Parmi les anciens, quelques-uns, comme Tertullien, Apollinaire et d'autres, au rapport de S. Augustin, epist. lxxxij ad Marcellin. ont cru que dans la génération l'âme des enfants provenant de celle de leurs parents, comme le corps des enfants provient de celui de leurs pères et mères, ceux-ci communiquaient aux premiers une âme souillée du péché originel.

D'autres ont pensé que le péché originel se communique, parce que l'âme que Dieu crée est par sa destination unie à un corps infecté de ce péché, à-peu-près comme une liqueur se gâte quand on la verse dans un vase infecté. On trouve quelques traces de cette opinion dans S. Augustin, l. V. contr. Julian. c. iv. ut ergo, dit ce père, et anima caro pariter utrumque puniatur, nisi quod nascitur, renascendo emendetur, profecto aut utrumque vitiatum ex homine trahitur, aut alterum in altero, tanquam in vitiato vase corrumpitur : ubi occulta justitia divinae legis includitur.

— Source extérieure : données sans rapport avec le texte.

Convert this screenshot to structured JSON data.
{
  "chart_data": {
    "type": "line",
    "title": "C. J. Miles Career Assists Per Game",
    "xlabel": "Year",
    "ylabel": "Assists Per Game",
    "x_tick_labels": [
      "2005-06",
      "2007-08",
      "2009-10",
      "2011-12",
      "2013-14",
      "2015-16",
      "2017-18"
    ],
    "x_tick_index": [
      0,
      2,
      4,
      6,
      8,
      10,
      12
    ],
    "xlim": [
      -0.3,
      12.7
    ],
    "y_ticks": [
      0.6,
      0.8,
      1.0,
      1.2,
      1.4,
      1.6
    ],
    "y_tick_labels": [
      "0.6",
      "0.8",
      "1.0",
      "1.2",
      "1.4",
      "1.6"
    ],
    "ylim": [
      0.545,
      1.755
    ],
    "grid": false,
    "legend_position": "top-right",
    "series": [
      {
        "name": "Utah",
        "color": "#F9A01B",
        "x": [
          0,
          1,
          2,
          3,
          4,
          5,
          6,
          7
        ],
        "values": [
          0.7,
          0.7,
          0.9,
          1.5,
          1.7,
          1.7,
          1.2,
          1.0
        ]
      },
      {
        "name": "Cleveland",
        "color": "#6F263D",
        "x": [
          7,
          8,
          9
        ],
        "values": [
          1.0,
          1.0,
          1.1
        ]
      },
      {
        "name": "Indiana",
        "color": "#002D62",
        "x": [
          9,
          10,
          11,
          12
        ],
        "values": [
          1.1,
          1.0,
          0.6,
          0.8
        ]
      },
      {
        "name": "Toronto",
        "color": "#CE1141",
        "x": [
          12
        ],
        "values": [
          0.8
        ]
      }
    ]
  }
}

Mais il n'approuve ni ne désapprouve ce sentiment, et se contente de dire qu'il n'est pas contraire à la foi.

Enfin les théologiens catholiques, qui font consister la nature du péché originel en ce que celui d'Adam est imputé à ses descendants, parce que toutes leurs volontés étaient contenues dans la sienne, en expliquent la propagation en disant que Dieu, par sa suprême volonté, a statué que toutes les volontés étant contenues dans celle d'Adam, elles se trouveraient toutes coupables du péché de ce premier homme, de même qu'elles auraient été justes, s'il n'eut point prévariqué.

Les effets du péché originel sont l'ignorance, la concupiscence ou l'inclination au mal, les miseres de cette vie, et la nécessité de mourir.